The rational design of p-n heterojunction is highly desirable to optimize electron distribution and photocarriers' transfer pathway at space-charge region, which would influence the fluorescence detection. Herein, the inorganic perovskite CsPbBr3 nanocrystals (CPB NCs) have been encapsulated into Pb-centered MOFs via simple wet-chemical self-sacrifice to construct a "turn-off" sensor for the sensitive detection of NH3·H2O or Fe3+ in aqueous solution.
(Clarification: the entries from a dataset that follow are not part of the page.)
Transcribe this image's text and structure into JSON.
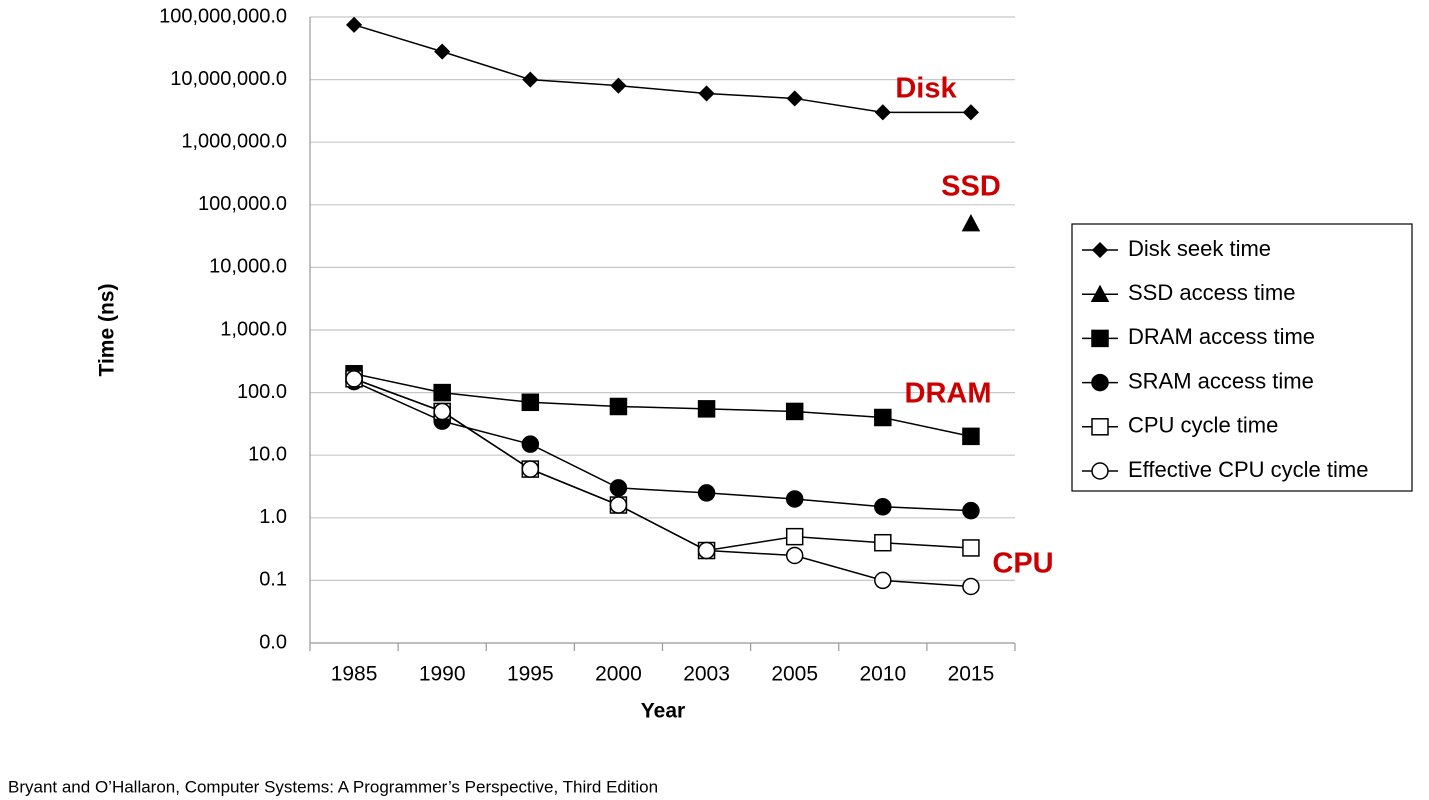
{
  "chart_data": {
    "type": "line",
    "x_label": "Year",
    "y_label": "Time (ns)",
    "categories": [
      "1985",
      "1990",
      "1995",
      "2000",
      "2003",
      "2005",
      "2010",
      "2015"
    ],
    "log_scale_y": true,
    "grid": true,
    "legend": "right",
    "ylim": [
      0.01,
      100000000
    ],
    "yticks": [
      {
        "value": 0.01,
        "label": "0.0"
      },
      0.1,
      {
        "value": 1,
        "label": "1.0"
      },
      {
        "value": 10,
        "label": "10.0"
      },
      {
        "value": 100,
        "label": "100.0"
      },
      {
        "value": 1000,
        "label": "1,000.0"
      },
      {
        "value": 10000,
        "label": "10,000.0"
      },
      {
        "value": 100000,
        "label": "100,000.0"
      },
      {
        "value": 1000000,
        "label": "1,000,000.0"
      },
      {
        "value": 10000000,
        "label": "10,000,000.0"
      },
      {
        "value": 100000000,
        "label": "100,000,000.0"
      }
    ],
    "series": [
      {
        "name": "Disk seek time",
        "color": "#000000",
        "marker": "diamond",
        "fill": "#000000",
        "values": [
          75000000,
          28000000,
          10000000,
          8000000,
          6000000,
          5000000,
          3000000,
          3000000
        ]
      },
      {
        "name": "SSD access time",
        "color": "#000000",
        "marker": "triangle",
        "fill": "#000000",
        "values": [
          null,
          null,
          null,
          null,
          null,
          null,
          null,
          50000
        ]
      },
      {
        "name": "DRAM access time",
        "color": "#000000",
        "marker": "square",
        "fill": "#000000",
        "values": [
          200,
          100,
          70,
          60,
          55,
          50,
          40,
          20
        ]
      },
      {
        "name": "SRAM access time",
        "color": "#000000",
        "marker": "circle",
        "fill": "#000000",
        "values": [
          150,
          35,
          15,
          3,
          2.5,
          2,
          1.5,
          1.3
        ]
      },
      {
        "name": "CPU cycle time",
        "color": "#000000",
        "marker": "square",
        "fill": "#ffffff",
        "values": [
          166,
          50,
          6,
          1.6,
          0.3,
          0.5,
          0.4,
          0.33
        ]
      },
      {
        "name": "Effective CPU cycle time",
        "color": "#000000",
        "marker": "circle",
        "fill": "#ffffff",
        "values": [
          166,
          50,
          6,
          1.6,
          0.3,
          0.25,
          0.1,
          0.08
        ]
      }
    ],
    "annotations": [
      {
        "text": "Disk",
        "color": "#cc0000"
      },
      {
        "text": "SSD",
        "color": "#cc0000"
      },
      {
        "text": "DRAM",
        "color": "#cc0000"
      },
      {
        "text": "CPU",
        "color": "#cc0000"
      }
    ],
    "footer": "Bryant and O’Hallaron, Computer Systems: A Programmer’s Perspective, Third Edition"
  }
}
The Mott-Schottky plots (M-S), ultraviolet photoelectron spectroscopy (UPS) and density functional theory (DFT) calculation have proved the formation of p-n junction between the derived CsPbBr3 and parent Pb-MOF. The CPB⊆Pb-MOF heterojunction has provided a strong platform to maintain high fluorescence performance and stability in aqueous solution as sensor. It is found that the static quenching process has affected the detection of Fe3+. More importantly, the occurrence of dynamic quenching with electron transfer is also verified by fluorescence lifetime, in-situ X-ray photoelectron spectroscopy (XPS) analysis. The phase transfer has taken major reason when being introduced by NH3·H2O. Fortunately, the 0.4CPB⊆Pb-MOF has exhibited best analytical performance for NH3·H2O or Fe3+. What's more, it has been manufactured for the visual detection for NH3·H2O or Fe3+ in the real environmental water samples. Thereby, this perovskite based water detection system would broaden the application in point-to-point precise diagnostics.